O recente livramento de um general da ativa, que foi “autorizado” pelo Presidente da República a participar de um comício mitomaníaco, perturbou o doce cochilar de alguns oficiais empijamados. Do alto de seus méritos e medalhas, generais e coronéis, outrora os homens bons da caserna, agora meros cidadãos iguais a qualquer um, esgrimam-se na pista virtual das redes sociais.
Uns atacam o Presidente, outros defendem a honra supostamente aviltada do Exército. Mas um denominador comum a todos os artigos, textos, notas, postagens desses inflamados paladinos do pundonor castrense, algo que sem dúvida escapa aos que não são do metiê, é a sobranceira e pedante certeza de que eles, e só eles, são os tutores da hierarquia, da disciplina e, por extensão, da própria profissão das armas. E se debulhando em lágrimas de jacaré se esquecem de que o elitismo estrutural que personificam e preservam pode ter sido a fenda pela qual entrou o causador nefasto de todos os atuais males militares. Quem sabe se, lá em 2019, tivessem se erguido contra a primeira traição de Bolsonaro, o presente fosse outro, e o futuro menos sombrio…
Poderíamos nos arriscar a dizer que o nosso “mito fundador” foi a Guerra do Paraguai, o evento histórico “mais importante na construção da identidade brasileira no século XIX”. Conquanto desinformadores profissionais difundam nos livros de História que os recrutamentos para essa guerra foram forçados, muitos Corpos de Voluntários da Pátria formaram-se em todo o país espontaneamente, desde o coração do povo mais pobre. A guerra teve como um de seus resultados a democratização do Exército. A matriz étnica múltipla, o “melting pot” brasílico, afluiu aos borbotões às fileiras do Exército. Como consequência disso, atualmente mais de 82% do efetivo total de militares das Forças Armadas são de praças. Seria dizer que 160 milhões de brasileiros estão representados por soldados, cabos, sargentos e subtenentes!

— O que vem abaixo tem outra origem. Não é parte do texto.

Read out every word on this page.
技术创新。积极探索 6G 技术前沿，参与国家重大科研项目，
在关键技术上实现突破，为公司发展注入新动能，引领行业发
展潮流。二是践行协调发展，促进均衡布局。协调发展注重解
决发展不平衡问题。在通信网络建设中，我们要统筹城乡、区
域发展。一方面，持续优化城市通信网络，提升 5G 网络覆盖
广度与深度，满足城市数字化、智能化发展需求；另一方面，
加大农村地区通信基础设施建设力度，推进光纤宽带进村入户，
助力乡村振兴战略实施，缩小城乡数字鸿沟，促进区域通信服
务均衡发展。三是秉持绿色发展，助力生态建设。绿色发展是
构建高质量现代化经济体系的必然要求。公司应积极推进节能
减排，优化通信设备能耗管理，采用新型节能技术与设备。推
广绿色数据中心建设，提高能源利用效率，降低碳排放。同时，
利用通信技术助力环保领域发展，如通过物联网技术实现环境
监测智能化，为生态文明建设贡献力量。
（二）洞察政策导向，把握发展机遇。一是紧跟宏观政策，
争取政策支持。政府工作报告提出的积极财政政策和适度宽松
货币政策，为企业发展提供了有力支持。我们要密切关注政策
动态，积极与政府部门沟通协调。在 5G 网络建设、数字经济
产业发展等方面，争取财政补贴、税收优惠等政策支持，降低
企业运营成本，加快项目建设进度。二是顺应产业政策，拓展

Replicando o mecanismo social vigente, em que uma oligarquia astuta se apodera e fala pela maioria silente, a pretensa tutela dos oficiais em relação aos praças é artimanha maquiavélica e maneta. Respaldada pelo general Goes Monteiro, o general getulista revolucionário – que a respeito dos sargentos e seu legítimo interesse em defender direitos de classe, afirmou “os defensores naturais dos sargentos (…) eram seus chefes e o próprio Exército”¹ – tal tutela é invocada apenas quando o círculo subalterno pleiteia direitos, justamente para os negar. A exemplo do que ocorreu com o PL 1.645, a “defesa natural” dos chefes traduziu-se em traição e ultraje nunca antes vistos.

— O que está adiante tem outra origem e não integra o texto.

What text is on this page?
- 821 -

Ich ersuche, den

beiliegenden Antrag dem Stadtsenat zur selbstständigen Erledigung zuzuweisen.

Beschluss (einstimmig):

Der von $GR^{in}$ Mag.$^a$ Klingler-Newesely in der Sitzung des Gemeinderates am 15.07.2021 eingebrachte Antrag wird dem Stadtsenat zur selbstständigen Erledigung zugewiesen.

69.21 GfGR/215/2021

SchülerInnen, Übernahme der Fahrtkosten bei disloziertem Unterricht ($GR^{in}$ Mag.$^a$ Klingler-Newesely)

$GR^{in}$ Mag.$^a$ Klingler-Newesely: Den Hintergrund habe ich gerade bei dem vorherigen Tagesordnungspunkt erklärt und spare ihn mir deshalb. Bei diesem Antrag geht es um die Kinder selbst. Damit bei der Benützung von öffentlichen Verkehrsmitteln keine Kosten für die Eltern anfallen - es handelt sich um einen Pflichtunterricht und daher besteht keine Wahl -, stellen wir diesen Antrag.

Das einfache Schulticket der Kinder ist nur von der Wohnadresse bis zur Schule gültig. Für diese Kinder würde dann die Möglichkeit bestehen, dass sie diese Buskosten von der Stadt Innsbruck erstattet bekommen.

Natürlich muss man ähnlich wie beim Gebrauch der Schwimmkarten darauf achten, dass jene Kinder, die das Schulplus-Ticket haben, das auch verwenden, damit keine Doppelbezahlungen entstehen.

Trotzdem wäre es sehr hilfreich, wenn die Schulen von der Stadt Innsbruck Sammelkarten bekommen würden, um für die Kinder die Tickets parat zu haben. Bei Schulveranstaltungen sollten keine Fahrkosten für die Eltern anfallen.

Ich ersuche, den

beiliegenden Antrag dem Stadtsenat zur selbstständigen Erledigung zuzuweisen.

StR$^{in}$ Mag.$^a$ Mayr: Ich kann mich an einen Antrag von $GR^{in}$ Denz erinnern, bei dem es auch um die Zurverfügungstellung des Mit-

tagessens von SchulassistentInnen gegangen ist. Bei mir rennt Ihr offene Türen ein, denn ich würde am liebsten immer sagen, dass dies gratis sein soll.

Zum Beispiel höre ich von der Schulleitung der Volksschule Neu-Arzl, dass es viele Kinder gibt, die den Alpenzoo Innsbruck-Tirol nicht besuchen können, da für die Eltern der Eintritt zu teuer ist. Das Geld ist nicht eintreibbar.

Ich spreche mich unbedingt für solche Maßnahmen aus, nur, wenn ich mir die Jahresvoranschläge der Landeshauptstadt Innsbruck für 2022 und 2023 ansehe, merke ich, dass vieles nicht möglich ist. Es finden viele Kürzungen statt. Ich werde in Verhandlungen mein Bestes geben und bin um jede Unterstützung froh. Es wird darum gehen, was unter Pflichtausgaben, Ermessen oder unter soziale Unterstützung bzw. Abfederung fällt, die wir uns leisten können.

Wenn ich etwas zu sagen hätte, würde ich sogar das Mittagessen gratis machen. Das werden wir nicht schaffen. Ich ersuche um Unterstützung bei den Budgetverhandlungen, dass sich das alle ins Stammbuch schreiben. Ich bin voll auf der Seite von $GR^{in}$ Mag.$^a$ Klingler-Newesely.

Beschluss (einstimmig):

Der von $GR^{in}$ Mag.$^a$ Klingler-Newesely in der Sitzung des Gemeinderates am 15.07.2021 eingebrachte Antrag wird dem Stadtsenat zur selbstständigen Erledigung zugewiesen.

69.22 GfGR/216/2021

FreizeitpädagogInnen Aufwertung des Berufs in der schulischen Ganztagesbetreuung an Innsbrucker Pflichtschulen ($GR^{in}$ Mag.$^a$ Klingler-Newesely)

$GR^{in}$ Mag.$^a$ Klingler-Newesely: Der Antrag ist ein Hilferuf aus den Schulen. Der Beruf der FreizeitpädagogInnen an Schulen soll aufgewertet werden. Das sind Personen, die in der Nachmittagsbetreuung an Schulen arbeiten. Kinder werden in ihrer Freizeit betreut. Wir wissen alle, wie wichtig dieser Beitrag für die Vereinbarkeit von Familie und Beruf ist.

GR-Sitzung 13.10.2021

Esses oficiais, heróis da boa democracia ateniense, estão, agora, enquanto isto é escrito, trabalhando nas sombras do Congresso Nacional, como sói acontecer com os traidores solertes, para “atualizar” o Código Penal Militar, um subterfúgio torpe para amordaçar os praças das Forças Armadas. Pretendem calar de vez a voz do povo, que nos quartéis, é representado pela suboficialidade. Em verdade esses homens abominam o povo, têm aversão à democracia plena. Quando atrelam um soldado negro a uma carroça, eles o fazem com a certeza de que cumprem o seu papel de mantenedores da pirâmide social brasileira bem do jeitinho que ela sempre foi.
E ei-los em 2021 a deplorar a “corrosão das instituições militares” pelas mãos do aventureiro do Planalto. A empáfia e o orgulho que os obsedam não lhes permitem jamais fazer um mea culpa!? Será tão difícil assim, um exercício de autocrítica? Não conseguem ver que, se em 2019, tivessem intervindo no PL 1.645, cumprido o papel tutelar que afirmam ter, e defendido praças e pensionistas contra a traição de Bolsonaro e seu círculo interno, a sanha destruidora do “mito” arrefeceria, pois ele veria que comandantes e comandados eram um só corpo. Mas sabemos que não foi assim.

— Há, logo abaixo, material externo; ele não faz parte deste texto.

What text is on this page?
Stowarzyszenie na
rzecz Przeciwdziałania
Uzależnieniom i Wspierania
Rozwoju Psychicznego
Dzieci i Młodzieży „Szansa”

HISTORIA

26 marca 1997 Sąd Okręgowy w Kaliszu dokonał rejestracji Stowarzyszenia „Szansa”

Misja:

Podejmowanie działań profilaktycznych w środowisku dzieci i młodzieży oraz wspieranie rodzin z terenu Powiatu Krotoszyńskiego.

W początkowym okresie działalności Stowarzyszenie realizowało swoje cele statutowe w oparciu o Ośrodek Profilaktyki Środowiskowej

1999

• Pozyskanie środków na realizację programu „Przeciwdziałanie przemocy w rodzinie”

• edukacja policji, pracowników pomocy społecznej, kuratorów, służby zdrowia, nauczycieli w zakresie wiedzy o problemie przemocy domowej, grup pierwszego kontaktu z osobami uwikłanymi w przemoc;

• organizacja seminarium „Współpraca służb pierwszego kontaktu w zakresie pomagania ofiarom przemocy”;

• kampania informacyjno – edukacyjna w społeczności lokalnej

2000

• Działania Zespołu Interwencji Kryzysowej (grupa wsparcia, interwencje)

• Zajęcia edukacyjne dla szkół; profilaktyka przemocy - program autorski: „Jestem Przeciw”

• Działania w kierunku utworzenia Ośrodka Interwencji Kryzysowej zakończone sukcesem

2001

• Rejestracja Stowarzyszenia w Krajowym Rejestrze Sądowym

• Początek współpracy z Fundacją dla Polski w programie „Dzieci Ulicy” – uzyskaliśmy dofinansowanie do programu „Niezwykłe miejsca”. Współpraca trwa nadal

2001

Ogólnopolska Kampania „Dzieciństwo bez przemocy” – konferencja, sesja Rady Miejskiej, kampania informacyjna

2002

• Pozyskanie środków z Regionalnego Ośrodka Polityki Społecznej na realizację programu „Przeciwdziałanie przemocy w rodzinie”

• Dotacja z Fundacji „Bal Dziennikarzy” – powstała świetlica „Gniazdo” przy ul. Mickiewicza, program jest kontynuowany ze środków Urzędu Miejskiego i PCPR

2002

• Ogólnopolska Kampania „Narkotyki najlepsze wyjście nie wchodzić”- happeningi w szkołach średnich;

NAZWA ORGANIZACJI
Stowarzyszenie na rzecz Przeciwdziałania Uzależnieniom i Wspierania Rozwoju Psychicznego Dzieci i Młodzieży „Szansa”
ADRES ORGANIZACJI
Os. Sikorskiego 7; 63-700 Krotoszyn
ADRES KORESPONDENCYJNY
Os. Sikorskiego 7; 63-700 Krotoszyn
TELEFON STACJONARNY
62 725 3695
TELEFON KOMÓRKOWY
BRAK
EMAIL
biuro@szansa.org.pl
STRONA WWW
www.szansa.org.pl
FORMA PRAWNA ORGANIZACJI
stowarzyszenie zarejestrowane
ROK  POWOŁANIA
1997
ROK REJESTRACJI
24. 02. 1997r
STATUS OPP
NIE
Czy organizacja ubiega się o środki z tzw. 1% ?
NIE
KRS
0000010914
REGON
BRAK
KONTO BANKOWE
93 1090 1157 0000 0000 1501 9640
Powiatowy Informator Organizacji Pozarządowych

Sabemos que o vil metal falou mais alto que as lealdades… Não terá sido por ali, por aquela fissura de cobiça e vilania, que Jair Bolsonaro se insinuou? Tivessem sido os “defensores naturais” dos sargentos, justos e menos gananciosos, talvez hoje o caso Pazuelo fosse coisa impensável… Os que convidaram um rufião intratável e desprovido de moral a viver em suas casas, na tola esperança de que “alguém” – que não eles – iria “controlá-lo” não se podem agora queixar do pandemônio que ele está causando. Eles também têm culpa, e muita.
¹Citado no excelente livro “Forças Armadas e política no Brasil”, de José Murilo de Carvalho. Este livro devia ser leitura obrigatória nas escolas militares (não só de oficiais, mas principalmente de sargentos).